No answer, Mot hopping from rock to rock and sitting down on the brink staring into the well of churning-up steam. “What's the matter with you! Come back up here!”

And quietly from Claudia, “Leave him alone. He's annoyed.”

All of it drifting inch by inch, moment by moment, into the other gorge, chasm, abyss, unacknowledged but noted by some of the canny fledgling senses, his certainly and possibly hers.

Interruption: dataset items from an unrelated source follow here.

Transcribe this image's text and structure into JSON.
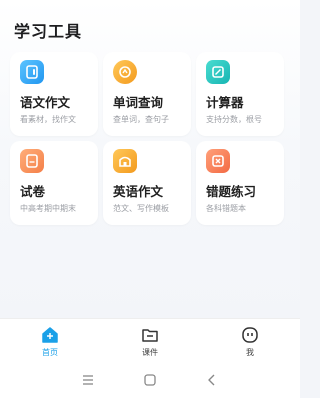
{
  "page": {
    "title": "学习工具"
  },
  "tools": [
    {
      "name": "语文作文",
      "desc": "看素材，找作文",
      "icon": "essay-book-icon",
      "color": "#2ea8f2"
    },
    {
      "name": "单词查询",
      "desc": "查单词，查句子",
      "icon": "word-lookup-icon",
      "color": "#f5a531"
    },
    {
      "name": "计算器",
      "desc": "支持分数，根号",
      "icon": "calculator-icon",
      "color": "#22c3bd"
    },
    {
      "name": "试卷",
      "desc": "中高考期中期末",
      "icon": "exam-paper-icon",
      "color": "#f6945d"
    },
    {
      "name": "英语作文",
      "desc": "范文、写作模板",
      "icon": "english-essay-icon",
      "color": "#f5a531"
    },
    {
      "name": "错题练习",
      "desc": "各科错题本",
      "icon": "wrong-questions-icon",
      "color": "#f6845d"
    }
  ],
  "tabbar": {
    "items": [
      {
        "label": "首页",
        "icon": "home-icon",
        "active": true
      },
      {
        "label": "课件",
        "icon": "courseware-icon",
        "active": false
      },
      {
        "label": "我",
        "icon": "profile-icon",
        "active": false
      }
    ],
    "accent": "#1aa0e8"
  },
  "system_nav": {
    "buttons": [
      "menu-icon",
      "home-square-icon",
      "back-icon"
    ]
  }
}
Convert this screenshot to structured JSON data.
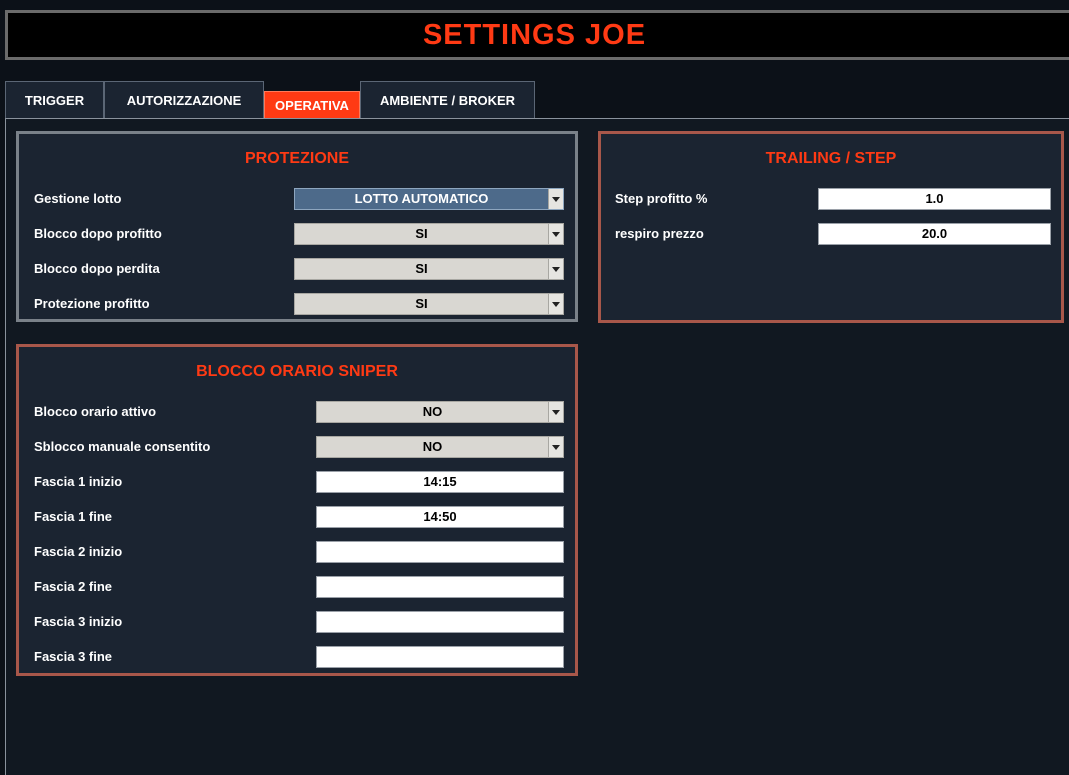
{
  "window": {
    "title": "SETTINGS JOE"
  },
  "tabs": [
    {
      "label": "TRIGGER",
      "active": false
    },
    {
      "label": "AUTORIZZAZIONE",
      "active": false
    },
    {
      "label": "OPERATIVA",
      "active": true
    },
    {
      "label": "AMBIENTE / BROKER",
      "active": false
    }
  ],
  "protezione": {
    "title": "PROTEZIONE",
    "rows": [
      {
        "label": "Gestione lotto",
        "value": "LOTTO AUTOMATICO"
      },
      {
        "label": "Blocco dopo profitto",
        "value": "SI"
      },
      {
        "label": "Blocco dopo perdita",
        "value": "SI"
      },
      {
        "label": "Protezione profitto",
        "value": "SI"
      }
    ]
  },
  "trailing": {
    "title": "TRAILING / STEP",
    "rows": [
      {
        "label": "Step profitto %",
        "value": "1.0"
      },
      {
        "label": "respiro prezzo",
        "value": "20.0"
      }
    ]
  },
  "blocco_orario": {
    "title": "BLOCCO ORARIO SNIPER",
    "rows": [
      {
        "label": "Blocco orario attivo",
        "value": "NO"
      },
      {
        "label": "Sblocco manuale consentito",
        "value": "NO"
      },
      {
        "label": "Fascia 1 inizio",
        "value": "14:15"
      },
      {
        "label": "Fascia 1 fine",
        "value": "14:50"
      },
      {
        "label": "Fascia 2 inizio",
        "value": ""
      },
      {
        "label": "Fascia 2 fine",
        "value": ""
      },
      {
        "label": "Fascia 3 inizio",
        "value": ""
      },
      {
        "label": "Fascia 3 fine",
        "value": ""
      }
    ]
  },
  "colors": {
    "accent": "#ff3a14",
    "background": "#0c1118",
    "panel": "#1b2431",
    "selected_combo": "#4d6a8a"
  },
  "icons": {
    "combo_arrow": "chevron-down-icon"
  }
}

“Mot has to go to Asheville in the morning,” one afternoon, August, the summer all but gone.

“You are going too?”

“Spend the day in Asheville? Mercy on us!” Creating a day between them, Elysian, halcyon, beatific, if he hadn't been afraid of deflating it with a word—wading in a swift river at a spot she knew, skirt in her forearms, white legs turning pink in the mountain water, the pink making colored stockings to where it ended; a movement at a corner of his eye and a pale thread looping out beyond a bend as a fisherman in glistening boots followed his casts upstream, so intent on picking his target, aiming, casting his line they escaped to the bank unseen, escaped to a grass-covered shelf on the bank and lay motionless while he passed beyond the overhanging limbs, beyond their laughs smothered in each other's hands, each other's mouths. Then, “I love you, Eddie. What are we going to do?” (Do?—He loved two women, level on his balances, as an ounce of civet balanced an ounce of musk. Choose one over the other? morning over afternoon? April over May? And then watching those questions changing like clouds before a wind, changing their brightness into, for him, disquieting shapes and shadows: the ambiguity of her knowing the spot already—the seclusion, the shelf—germinating in his mind, and one season, months away, in its own good time, pushing a soft green shoot of distrust up through his beatitude.)